L’Iran et Oman discutent d’un couloir de navigation temporaire et d’un déminage dans le détroit d’Ormuz. Mais Téhéran prévient que la réouverture ne se fera pas sans la fin de la guerre avec les Etats-Unis.
À Mascate, les chefs de la diplomatie iranienne et omanaise ont planché sur un accord-cadre prévoyant un passage maritime provisoire et une opération de déminage. Le ministre omanais des Affaires étrangères s’est montré confiant sur les réseaux sociaux, évoquant l’annonce prochaine de modalités concrètes pour rétablir une navigation sûre. Son homologue iranien a insisté sur des solutions pensées par les pays de la région et a cité ce projet de corridor comme une parfaite illustration de cette approche.
Mais sur le fond, Téhéran ne lâche rien. Le vice-ministre iranien des Affaires étrangères a prévenu que le détroit ne rouvrirait pas tant que Washington n’aurait pas pleinement honoré ses engagements. Il a mis plusieurs conditions sur la table. La fin de la guerre sur tous les fronts, la levée du blocus et un règlement de la situation au Yémen. En cas de nouvelles sanctions américaines, l’Iran dit qu’il visera directement les intérêts économiques des Etats-Unis. De son côté, Donald Trump a affirmé que les mines avaient toutes été retirées ou détruites dans les eaux internationales et que tout navire posant de nouvelles charges serait coulé. Une version que Téhéran a formellement démentie.
Le conflit dure depuis près de six mois. Il a éclaté après des frappes israélo-américaines sur l’Iran, qui a riposté en touchant des pays alliés de Washington dans la région et en verrouillant ce passage stratégique. Avant la guerre, un cinquième des hydrocarbures mondiaux transitaient par Ormuz.
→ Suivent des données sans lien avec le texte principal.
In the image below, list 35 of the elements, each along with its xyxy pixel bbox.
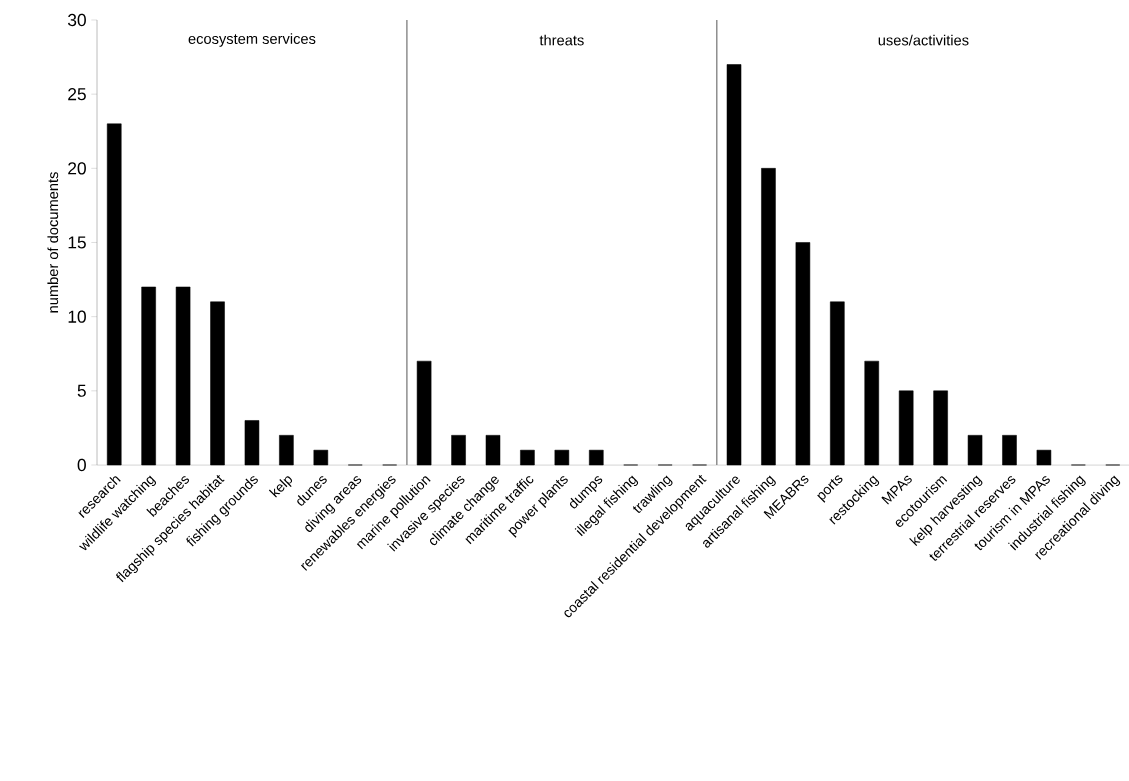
bar (451, 435, 466, 466)
bar (589, 449, 604, 466)
bar (141, 286, 156, 466)
annotation: ecosystem services (188, 33, 316, 47)
y-axis-title: number of documents (47, 172, 59, 313)
bar (313, 449, 329, 466)
bar (1036, 449, 1052, 466)
bar (485, 435, 501, 466)
bar (761, 168, 776, 466)
y-tick-label: 5 (77, 384, 86, 397)
bar (106, 123, 122, 466)
bar (520, 449, 535, 466)
bar (279, 435, 294, 466)
y-tick-label: 25 (68, 88, 86, 101)
bar (726, 64, 742, 466)
annotation: threats (539, 34, 584, 46)
bar (554, 449, 570, 466)
bar (795, 242, 811, 466)
y-tick-label: 0 (77, 458, 86, 472)
y-tick-label: 15 (68, 236, 86, 249)
bar (416, 360, 432, 466)
y-tick-label: 10 (68, 310, 86, 323)
bar (898, 390, 914, 466)
y-tick-label: 30 (67, 13, 86, 27)
bar (1002, 435, 1017, 466)
bar (210, 301, 225, 466)
bar (864, 360, 880, 466)
bar (830, 301, 845, 466)
x-tick-label: kelp (268, 476, 293, 498)
y-tick-label: 20 (68, 162, 86, 175)
bar (244, 420, 260, 466)
bar (967, 435, 983, 466)
bar (933, 390, 948, 466)
annotation: uses/activities (878, 34, 969, 46)
bar (175, 286, 191, 466)
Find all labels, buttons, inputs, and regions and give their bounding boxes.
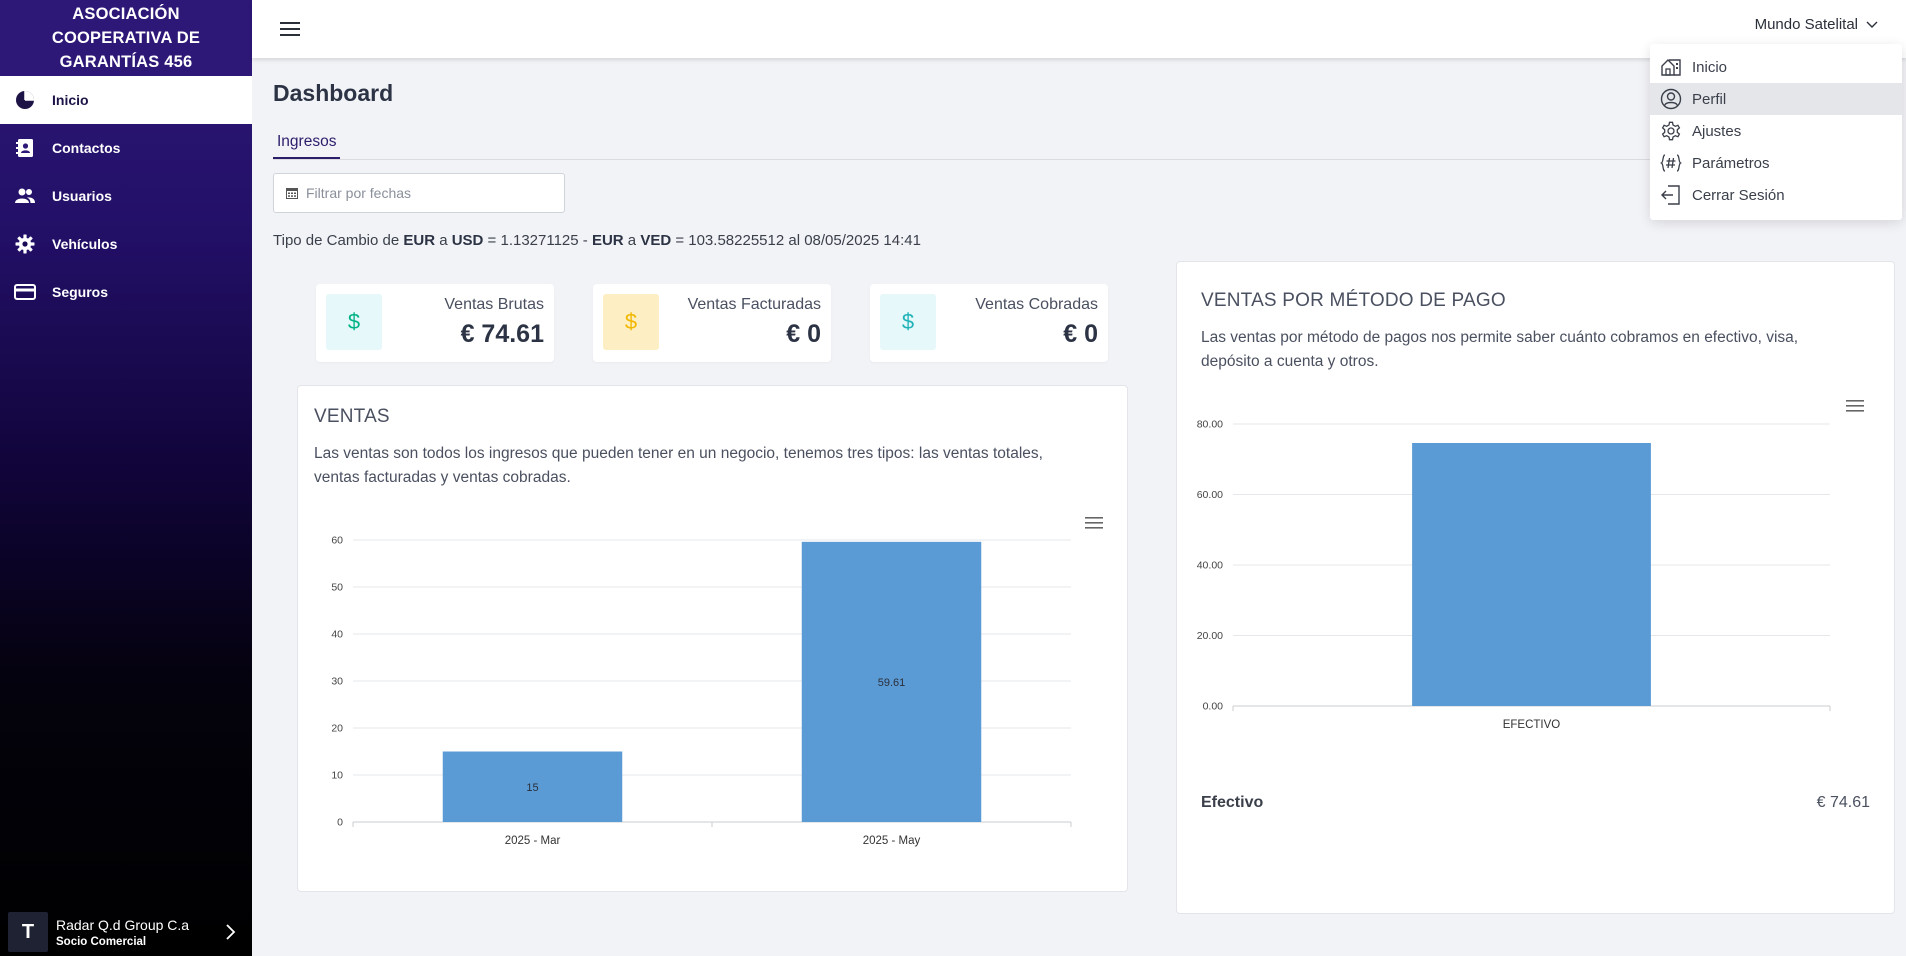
stat-label: Ventas Cobradas	[975, 296, 1098, 313]
y-tick-label: 80.00	[1197, 419, 1223, 431]
user-circle-icon	[1660, 88, 1682, 110]
data-label: 59.61	[878, 677, 906, 689]
contacts-icon	[14, 137, 36, 159]
payment-legend-row: Efectivo € 74.61	[1201, 794, 1870, 812]
y-tick-label: 60.00	[1197, 489, 1223, 501]
y-tick-label: 20	[331, 723, 343, 735]
dropdown-item-inicio[interactable]: Inicio	[1650, 51, 1902, 83]
brand-title: ASOCIACIÓN COOPERATIVA DE GARANTÍAS 456	[0, 0, 252, 76]
y-tick-label: 20.00	[1197, 630, 1223, 642]
chart-menu-icon[interactable]	[1084, 515, 1104, 531]
sidebar-item-label: Inicio	[52, 92, 89, 108]
panel-title: VENTAS POR MÉTODO DE PAGO	[1201, 290, 1506, 311]
hashtag-icon	[1660, 152, 1682, 174]
stat-label: Ventas Brutas	[444, 296, 544, 313]
date-filter-placeholder: Filtrar por fechas	[306, 185, 412, 201]
sidebar-item-label: Vehículos	[52, 236, 118, 252]
user-name: Mundo Satelital	[1754, 16, 1858, 33]
dollar-icon: $	[603, 294, 659, 350]
panel-title: VENTAS	[314, 406, 390, 427]
date-filter-input[interactable]: Filtrar por fechas	[273, 173, 565, 213]
tab-ingresos[interactable]: Ingresos	[273, 130, 341, 159]
dropdown-item-parametros[interactable]: Parámetros	[1650, 147, 1902, 179]
topbar: Mundo Satelital	[252, 0, 1906, 58]
exchange-rate-text: Tipo de Cambio de EUR a USD = 1.13271125…	[273, 232, 921, 249]
settings-icon	[1660, 120, 1682, 142]
dropdown-item-label: Inicio	[1692, 58, 1728, 76]
y-tick-label: 30	[331, 676, 343, 688]
ventas-panel: VENTAS Las ventas son todos los ingresos…	[297, 385, 1128, 892]
users-icon	[14, 185, 36, 207]
sidebar-item-vehiculos[interactable]: Vehículos	[0, 220, 252, 268]
stat-card-ventas-brutas: $ Ventas Brutas € 74.61	[316, 284, 554, 362]
account-role: Socio Comercial	[56, 935, 147, 948]
x-tick-label: 2025 - May	[863, 835, 921, 847]
sidebar-item-label: Seguros	[52, 284, 109, 300]
bar	[1412, 442, 1651, 706]
sidebar-item-label: Usuarios	[52, 188, 112, 204]
y-tick-label: 50	[331, 582, 343, 594]
ventas-metodo-pago-panel: VENTAS POR MÉTODO DE PAGO Las ventas por…	[1176, 261, 1895, 914]
gear-icon	[14, 233, 36, 255]
credit-card-icon	[14, 281, 36, 303]
tab-bar: Ingresos	[273, 130, 1893, 160]
user-dropdown-menu: Inicio Perfil Ajustes Parámetros Cerrar …	[1650, 44, 1902, 220]
y-tick-label: 0.00	[1203, 701, 1224, 713]
hamburger-menu-icon[interactable]	[278, 17, 302, 41]
calendar-icon	[286, 187, 298, 199]
chevron-down-icon	[1866, 16, 1878, 33]
stat-card-ventas-cobradas: $ Ventas Cobradas € 0	[870, 284, 1108, 362]
dropdown-item-ajustes[interactable]: Ajustes	[1650, 115, 1902, 147]
dropdown-item-label: Ajustes	[1692, 122, 1742, 140]
avatar: T	[8, 912, 48, 952]
chart-menu-icon[interactable]	[1845, 398, 1865, 414]
user-menu-toggle[interactable]: Mundo Satelital	[1755, 16, 1878, 33]
bar	[442, 751, 623, 822]
dropdown-item-label: Perfil	[1692, 90, 1727, 108]
account-switcher[interactable]: T Radar Q.d Group C.a Socio Comercial	[0, 908, 252, 956]
logout-icon	[1660, 184, 1682, 206]
dropdown-item-label: Parámetros	[1692, 154, 1770, 172]
payment-method-value: € 74.61	[1816, 794, 1870, 811]
sidebar-item-inicio[interactable]: Inicio	[0, 76, 252, 124]
pie-chart-icon	[14, 89, 36, 111]
y-tick-label: 0	[337, 817, 343, 829]
y-tick-label: 10	[331, 770, 343, 782]
dropdown-item-perfil[interactable]: Perfil	[1650, 83, 1902, 115]
sidebar-item-usuarios[interactable]: Usuarios	[0, 172, 252, 220]
panel-description: Las ventas son todos los ingresos que pu…	[314, 445, 1043, 486]
page-title: Dashboard	[273, 80, 394, 106]
stat-value: € 0	[786, 320, 821, 348]
sidebar: ASOCIACIÓN COOPERATIVA DE GARANTÍAS 456 …	[0, 0, 252, 956]
y-tick-label: 40.00	[1197, 560, 1223, 572]
data-label: 15	[526, 782, 538, 794]
stat-card-ventas-facturadas: $ Ventas Facturadas € 0	[593, 284, 831, 362]
dropdown-item-cerrar-sesion[interactable]: Cerrar Sesión	[1650, 179, 1902, 211]
bar	[801, 541, 982, 822]
y-tick-label: 60	[331, 535, 343, 547]
dollar-icon: $	[326, 294, 382, 350]
sidebar-nav: Inicio Contactos Usuarios Vehículos Segu…	[0, 76, 252, 316]
account-name: Radar Q.d Group C.a	[56, 916, 190, 933]
x-tick-label: EFECTIVO	[1503, 719, 1561, 731]
sidebar-item-seguros[interactable]: Seguros	[0, 268, 252, 316]
y-tick-label: 40	[331, 629, 343, 641]
sidebar-item-label: Contactos	[52, 140, 121, 156]
stat-label: Ventas Facturadas	[687, 296, 821, 313]
chevron-right-icon	[218, 920, 242, 944]
x-tick-label: 2025 - Mar	[505, 835, 561, 847]
dollar-icon: $	[880, 294, 936, 350]
home-icon	[1660, 56, 1682, 78]
dropdown-item-label: Cerrar Sesión	[1692, 186, 1785, 204]
stat-value: € 74.61	[460, 320, 544, 348]
sidebar-item-contactos[interactable]: Contactos	[0, 124, 252, 172]
stat-value: € 0	[1063, 320, 1098, 348]
payment-method-name: Efectivo	[1201, 794, 1264, 811]
panel-description: Las ventas por método de pagos nos permi…	[1201, 329, 1799, 370]
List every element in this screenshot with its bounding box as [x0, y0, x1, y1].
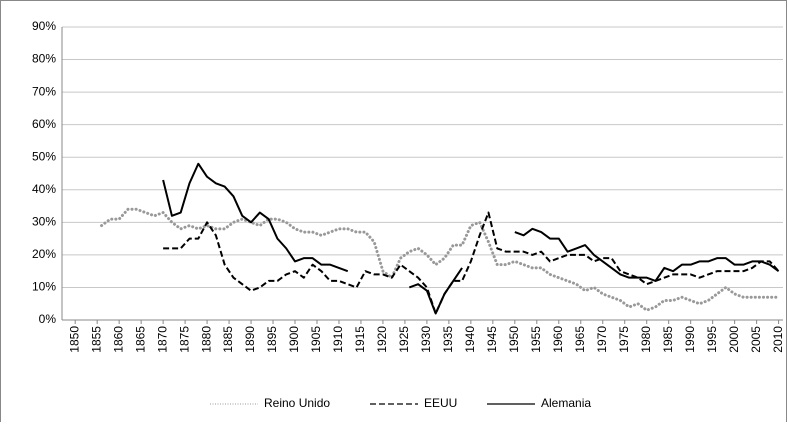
- x-tick-label: 1895: [265, 326, 279, 353]
- x-tick-label: 1965: [573, 326, 587, 353]
- x-tick-label: 1910: [331, 326, 345, 353]
- x-tick-label: 1990: [683, 326, 697, 353]
- x-tick-label: 1880: [199, 326, 213, 353]
- x-tick-label: 1860: [111, 326, 125, 353]
- x-tick-label: 1975: [617, 326, 631, 353]
- x-tick-label: 1970: [595, 326, 609, 353]
- x-tick-label: 1855: [89, 326, 103, 353]
- y-tick-label: 0%: [39, 312, 57, 326]
- x-tick-label: 1890: [243, 326, 257, 353]
- legend-label: Reino Unido: [264, 396, 330, 410]
- x-tick-label: 1925: [397, 326, 411, 353]
- y-tick-label: 60%: [32, 117, 56, 131]
- y-tick-label: 70%: [32, 84, 56, 98]
- x-tick-label: 1935: [441, 326, 455, 353]
- y-tick-label: 90%: [32, 19, 56, 33]
- series-line: [162, 162, 780, 315]
- x-tick-label: 1930: [419, 326, 433, 353]
- x-tick-label: 1950: [507, 326, 521, 353]
- x-tick-label: 1885: [221, 326, 235, 353]
- legend-label: Alemania: [541, 396, 591, 410]
- x-tick-label: 1915: [353, 326, 367, 353]
- x-tick-label: 1920: [375, 326, 389, 353]
- x-tick-label: 1850: [67, 326, 81, 353]
- x-tick-label: 1865: [133, 326, 147, 353]
- x-tick-label: 2000: [727, 326, 741, 353]
- x-tick-label: 1945: [485, 326, 499, 353]
- y-tick-label: 80%: [32, 52, 56, 66]
- y-tick-label: 30%: [32, 215, 56, 229]
- y-tick-label: 20%: [32, 247, 56, 261]
- x-tick-label: 1900: [287, 326, 301, 353]
- y-tick-label: 10%: [32, 280, 56, 294]
- x-tick-label: 1960: [551, 326, 565, 353]
- series-line: [100, 207, 781, 312]
- legend-label: EEUU: [424, 396, 457, 410]
- x-tick-label: 1940: [463, 326, 477, 353]
- series-line: [163, 211, 780, 315]
- x-tick-label: 1995: [705, 326, 719, 353]
- x-tick-label: 1870: [155, 326, 169, 353]
- x-tick-label: 1875: [177, 326, 191, 353]
- x-tick-label: 1980: [639, 326, 653, 353]
- y-tick-label: 50%: [32, 149, 56, 163]
- x-tick-label: 1905: [309, 326, 323, 353]
- x-tick-label: 2005: [749, 326, 763, 353]
- x-tick-label: 2010: [771, 326, 785, 353]
- x-tick-label: 1955: [529, 326, 543, 353]
- y-tick-label: 40%: [32, 182, 56, 196]
- x-tick-label: 1985: [661, 326, 675, 353]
Cette fermeture quasi continue a fait flamber les prix du pétrole et mis une pression énorme sur la Maison-Blanche à l’approche des élections de mi-mandat. Washington a répliqué en bloquant les ports iraniens et vient d’annoncer un nouveau train de sanctions visant les partenaires commerciaux de l’Iran, sur l’or, la technologie, les actifs numériques, l’aviation et le transport maritime.
Les effets se font sentir jusque dans les rues de Téhéran, où les automobilistes se sont pressés dans les stations-service. Pourtant, les marchés veulent croire à une issue. Les opérateurs ont poussé le pétrole en baisse de plus de 2% et le Brent repassait sous la barre des 90 dollars. Téhéran, lui, a déjà prévenu qu’un retour à la situation d’avant-guerre dans le détroit n’était tout simplement pas envisageable.